旅館に帰ってきて2時間が経った。

 俺の部屋では東が相変わらずゲームに励んでいる。


「攻撃繋がらないんだけど……」

「最速で押せば大丈夫よ……」

「へぇ……」


 俺は茶を啜りながら東のフードに覆われた横顔を眺める。

 東はフードの下でどんな表情をしているのだろう。


「どうして部屋の中でもフード被ってるんだ……?」

「見せたくないから……」

「どうして……?」

「アンタに関係ないでしょ……」

「ゲーム貸してる……」

「はぁ……」


 深い溜め息を吐いた東はゆっくりとフードを脱いでいく。

 中から現れた東の素顔に俺は思わず声を漏らした。


「これで満足でしょ……」

「お〜……」

「何……?」

「いや別に……」


 東は北子さんに似て非常に整った顔立ちをしており、美しい黒色の大きな瞳を持っていた。


「ただ綺麗だなーってさ……」

「アンタに言われても嬉しくない……」

「まぁ……そうか……」

 

 素顔を晒しても東はクールな態度を貫いている。

 きっと何があってもこの態度が覆ることはないのだろう。


「いつ戻るの……?」

「飽きたら……」

「そうかぁ……」

「あ~ず~ま~ちゃ~ん……」


 地の底から響くような不気味な声。

 襖の隙間から覗く細い目。

 俺はその光景に震え上がった。


「き、ききっ北子さん……!?」

「迷惑掛けないようにって言ったよねぇ……」


 とてつもない迫力だ。

 北子さんは襖を開けてゆっくりと部屋の中へ入ってくる。

 

「掛けてないわよ……ね……?」

「え?」

「誘ってくれたの……そうよね……?」

「いや……まぁ……はい……そうっすね……」

「あら……そうだったんですね……!」


 北子さんは口元を手で覆い隠して目を見開いた。

 娘が人と遊んでいる状況によほど驚いたらしい。


「すいませぇん……誤解しちゃって……!」

「いやいやいや……全然……」

「私はこれで失礼しますぅ……!」


 ペコペコと頭を下げながら退散していく北子さん。

 北子さん、本当に申し訳ございません。

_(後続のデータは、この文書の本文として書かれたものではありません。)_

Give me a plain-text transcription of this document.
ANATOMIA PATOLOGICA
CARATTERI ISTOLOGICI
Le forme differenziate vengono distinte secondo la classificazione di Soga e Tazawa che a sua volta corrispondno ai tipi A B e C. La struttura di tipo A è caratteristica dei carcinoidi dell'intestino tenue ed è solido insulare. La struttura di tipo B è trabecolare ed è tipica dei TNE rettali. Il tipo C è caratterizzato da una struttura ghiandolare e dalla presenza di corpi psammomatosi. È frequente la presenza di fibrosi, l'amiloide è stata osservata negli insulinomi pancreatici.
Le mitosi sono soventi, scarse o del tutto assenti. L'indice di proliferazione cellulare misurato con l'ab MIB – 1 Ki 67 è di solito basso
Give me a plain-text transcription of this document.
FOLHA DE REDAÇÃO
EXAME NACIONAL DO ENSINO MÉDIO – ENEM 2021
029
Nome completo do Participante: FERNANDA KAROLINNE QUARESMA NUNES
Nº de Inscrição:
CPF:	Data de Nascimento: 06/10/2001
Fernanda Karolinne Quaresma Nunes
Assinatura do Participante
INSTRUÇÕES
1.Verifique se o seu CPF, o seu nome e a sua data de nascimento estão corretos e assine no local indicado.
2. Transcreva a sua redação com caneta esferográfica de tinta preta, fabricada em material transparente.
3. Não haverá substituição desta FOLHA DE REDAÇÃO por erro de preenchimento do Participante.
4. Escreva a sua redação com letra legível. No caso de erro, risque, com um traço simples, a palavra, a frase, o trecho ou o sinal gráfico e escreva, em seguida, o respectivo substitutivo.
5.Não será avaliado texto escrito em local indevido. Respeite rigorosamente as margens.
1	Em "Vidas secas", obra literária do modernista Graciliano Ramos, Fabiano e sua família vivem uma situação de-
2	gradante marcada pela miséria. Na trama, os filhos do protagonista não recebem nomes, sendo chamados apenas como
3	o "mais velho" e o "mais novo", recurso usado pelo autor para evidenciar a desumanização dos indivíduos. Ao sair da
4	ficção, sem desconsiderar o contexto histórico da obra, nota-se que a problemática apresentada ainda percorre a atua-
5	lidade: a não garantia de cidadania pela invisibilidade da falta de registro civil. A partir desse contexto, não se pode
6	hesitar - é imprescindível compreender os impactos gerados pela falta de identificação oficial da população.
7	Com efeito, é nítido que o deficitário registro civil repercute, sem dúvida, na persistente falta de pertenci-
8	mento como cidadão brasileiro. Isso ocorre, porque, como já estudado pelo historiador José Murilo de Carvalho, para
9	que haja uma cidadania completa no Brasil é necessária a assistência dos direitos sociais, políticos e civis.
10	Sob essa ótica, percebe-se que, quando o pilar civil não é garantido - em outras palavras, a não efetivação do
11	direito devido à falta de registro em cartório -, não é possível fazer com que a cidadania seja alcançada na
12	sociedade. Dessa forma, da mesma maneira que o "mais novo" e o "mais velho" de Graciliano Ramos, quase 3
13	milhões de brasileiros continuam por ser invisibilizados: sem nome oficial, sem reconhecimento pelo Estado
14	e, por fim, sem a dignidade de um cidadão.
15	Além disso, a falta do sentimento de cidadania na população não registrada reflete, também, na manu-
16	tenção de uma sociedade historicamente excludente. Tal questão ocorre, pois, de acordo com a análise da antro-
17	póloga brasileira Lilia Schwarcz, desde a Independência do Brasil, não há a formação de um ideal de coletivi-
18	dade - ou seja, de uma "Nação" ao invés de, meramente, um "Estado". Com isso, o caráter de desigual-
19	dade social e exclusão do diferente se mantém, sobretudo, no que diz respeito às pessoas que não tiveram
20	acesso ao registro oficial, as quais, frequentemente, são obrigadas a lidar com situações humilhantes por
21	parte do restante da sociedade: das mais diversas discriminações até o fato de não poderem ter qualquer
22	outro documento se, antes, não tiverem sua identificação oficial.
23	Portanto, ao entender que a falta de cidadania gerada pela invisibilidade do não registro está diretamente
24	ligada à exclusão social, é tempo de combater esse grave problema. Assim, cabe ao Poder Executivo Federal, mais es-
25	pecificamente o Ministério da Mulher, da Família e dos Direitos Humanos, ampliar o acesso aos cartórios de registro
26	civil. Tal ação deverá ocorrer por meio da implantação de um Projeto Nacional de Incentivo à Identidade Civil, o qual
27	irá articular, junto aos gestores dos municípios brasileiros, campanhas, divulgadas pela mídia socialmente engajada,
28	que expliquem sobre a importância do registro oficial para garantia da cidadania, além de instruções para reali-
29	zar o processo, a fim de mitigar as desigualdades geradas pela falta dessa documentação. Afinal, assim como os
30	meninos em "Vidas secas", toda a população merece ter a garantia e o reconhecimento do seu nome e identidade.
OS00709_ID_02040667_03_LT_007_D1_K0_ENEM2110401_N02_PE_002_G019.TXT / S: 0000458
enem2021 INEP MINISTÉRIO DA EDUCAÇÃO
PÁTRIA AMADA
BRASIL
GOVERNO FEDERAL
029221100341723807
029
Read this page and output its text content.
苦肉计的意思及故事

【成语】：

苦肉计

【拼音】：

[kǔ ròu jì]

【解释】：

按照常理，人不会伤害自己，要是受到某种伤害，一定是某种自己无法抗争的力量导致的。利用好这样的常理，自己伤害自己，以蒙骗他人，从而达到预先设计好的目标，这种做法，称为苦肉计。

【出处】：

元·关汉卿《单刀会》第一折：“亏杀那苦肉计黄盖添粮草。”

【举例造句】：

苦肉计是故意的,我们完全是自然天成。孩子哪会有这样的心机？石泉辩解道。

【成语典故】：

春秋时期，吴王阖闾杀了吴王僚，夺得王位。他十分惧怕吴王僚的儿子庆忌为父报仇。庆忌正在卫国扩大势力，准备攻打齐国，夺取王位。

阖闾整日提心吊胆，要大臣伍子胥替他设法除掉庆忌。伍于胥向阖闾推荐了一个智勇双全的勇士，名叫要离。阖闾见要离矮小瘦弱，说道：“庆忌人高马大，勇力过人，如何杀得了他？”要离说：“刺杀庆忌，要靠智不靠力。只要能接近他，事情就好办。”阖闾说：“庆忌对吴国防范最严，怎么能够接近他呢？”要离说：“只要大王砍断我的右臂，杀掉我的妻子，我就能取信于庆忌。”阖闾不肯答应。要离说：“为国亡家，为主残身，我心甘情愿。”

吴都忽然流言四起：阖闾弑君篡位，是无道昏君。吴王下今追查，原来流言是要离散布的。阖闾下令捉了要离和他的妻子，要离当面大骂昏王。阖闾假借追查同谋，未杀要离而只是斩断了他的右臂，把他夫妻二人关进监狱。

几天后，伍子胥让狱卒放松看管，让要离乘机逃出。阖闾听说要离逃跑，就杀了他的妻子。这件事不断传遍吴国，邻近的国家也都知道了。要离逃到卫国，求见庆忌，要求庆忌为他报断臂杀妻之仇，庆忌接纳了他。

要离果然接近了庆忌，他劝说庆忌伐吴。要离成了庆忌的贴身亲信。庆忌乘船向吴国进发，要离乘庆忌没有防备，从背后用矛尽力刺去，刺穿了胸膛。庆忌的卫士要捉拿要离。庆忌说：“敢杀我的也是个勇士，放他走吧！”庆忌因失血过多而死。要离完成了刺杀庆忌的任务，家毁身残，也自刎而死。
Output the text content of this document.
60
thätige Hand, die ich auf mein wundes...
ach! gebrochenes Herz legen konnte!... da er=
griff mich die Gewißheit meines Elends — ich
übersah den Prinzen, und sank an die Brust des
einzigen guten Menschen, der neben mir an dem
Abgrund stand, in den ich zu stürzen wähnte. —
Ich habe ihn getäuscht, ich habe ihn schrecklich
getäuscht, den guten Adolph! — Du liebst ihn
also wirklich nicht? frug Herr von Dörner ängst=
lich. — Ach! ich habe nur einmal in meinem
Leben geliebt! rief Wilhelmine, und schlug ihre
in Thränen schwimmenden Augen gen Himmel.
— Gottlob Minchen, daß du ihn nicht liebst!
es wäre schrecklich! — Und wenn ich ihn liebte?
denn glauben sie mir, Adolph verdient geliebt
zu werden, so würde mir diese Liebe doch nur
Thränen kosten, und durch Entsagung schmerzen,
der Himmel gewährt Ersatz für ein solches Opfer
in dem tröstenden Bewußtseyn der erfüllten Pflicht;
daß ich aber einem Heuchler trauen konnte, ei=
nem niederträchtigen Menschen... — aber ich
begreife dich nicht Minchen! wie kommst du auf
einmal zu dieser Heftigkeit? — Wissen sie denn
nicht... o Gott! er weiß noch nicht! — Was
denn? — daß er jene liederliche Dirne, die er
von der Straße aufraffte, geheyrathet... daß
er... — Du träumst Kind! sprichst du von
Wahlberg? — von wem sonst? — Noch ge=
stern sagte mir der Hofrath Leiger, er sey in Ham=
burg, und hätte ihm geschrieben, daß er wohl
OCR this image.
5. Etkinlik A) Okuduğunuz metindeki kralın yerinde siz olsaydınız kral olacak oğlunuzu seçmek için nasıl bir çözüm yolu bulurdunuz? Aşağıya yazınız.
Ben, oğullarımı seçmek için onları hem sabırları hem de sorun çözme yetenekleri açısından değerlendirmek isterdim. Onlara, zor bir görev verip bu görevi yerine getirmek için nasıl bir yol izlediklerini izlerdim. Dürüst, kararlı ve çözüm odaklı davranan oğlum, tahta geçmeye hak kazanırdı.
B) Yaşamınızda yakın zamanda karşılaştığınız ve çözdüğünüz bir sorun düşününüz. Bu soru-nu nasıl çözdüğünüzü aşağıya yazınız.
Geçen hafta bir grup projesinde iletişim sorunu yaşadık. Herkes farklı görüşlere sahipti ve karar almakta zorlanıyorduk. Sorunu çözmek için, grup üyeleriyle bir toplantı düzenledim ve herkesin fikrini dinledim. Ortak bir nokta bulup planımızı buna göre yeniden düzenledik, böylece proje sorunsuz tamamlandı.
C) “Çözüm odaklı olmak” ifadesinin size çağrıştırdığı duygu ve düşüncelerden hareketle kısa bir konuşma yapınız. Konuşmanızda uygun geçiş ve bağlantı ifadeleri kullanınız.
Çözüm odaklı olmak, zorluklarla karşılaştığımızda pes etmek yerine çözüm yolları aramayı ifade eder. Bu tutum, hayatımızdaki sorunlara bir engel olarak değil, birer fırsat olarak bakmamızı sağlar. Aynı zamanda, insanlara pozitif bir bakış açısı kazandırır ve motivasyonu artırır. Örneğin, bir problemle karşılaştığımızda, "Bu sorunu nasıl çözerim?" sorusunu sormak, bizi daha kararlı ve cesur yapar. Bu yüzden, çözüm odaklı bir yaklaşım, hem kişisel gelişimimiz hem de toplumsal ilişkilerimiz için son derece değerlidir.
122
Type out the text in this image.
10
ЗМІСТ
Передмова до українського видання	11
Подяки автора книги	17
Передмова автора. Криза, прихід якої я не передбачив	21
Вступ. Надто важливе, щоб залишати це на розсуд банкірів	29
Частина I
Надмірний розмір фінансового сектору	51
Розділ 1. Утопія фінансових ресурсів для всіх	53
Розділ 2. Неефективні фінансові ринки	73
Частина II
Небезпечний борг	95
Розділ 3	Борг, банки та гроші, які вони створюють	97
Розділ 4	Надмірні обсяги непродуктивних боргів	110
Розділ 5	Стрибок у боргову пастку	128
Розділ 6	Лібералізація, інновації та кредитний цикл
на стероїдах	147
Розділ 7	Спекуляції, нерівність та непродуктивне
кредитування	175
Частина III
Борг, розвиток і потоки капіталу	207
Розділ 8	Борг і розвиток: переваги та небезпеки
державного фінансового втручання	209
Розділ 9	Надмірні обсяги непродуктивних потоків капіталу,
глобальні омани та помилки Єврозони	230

俺は東に屈してしまいました。


「何とかなったわね……」

「お前なぁ……」

「アンタが言わなかったからでしょ……」

「いや……それもそうだけどさぁ……」

「アンタはいつも何時に寝てるの……?」

「え、12時とか……」

「ならそれまで借りるわね……」

「マジかよ……」


 夜中の12時まで残り2時間。

 いっそのこと北子さんを呼んでしまおうか。


「安心して……お礼はするわ……」

「例えば……?」

「お菓子……」

「あぁ……ありがとぉ……」


 机の上にあった煎餅が東を経由して俺の手元へ渡ってくる。

 俺はそれを茶と共に齧り続けた。

 ゲームに夢中の東を眺めながら。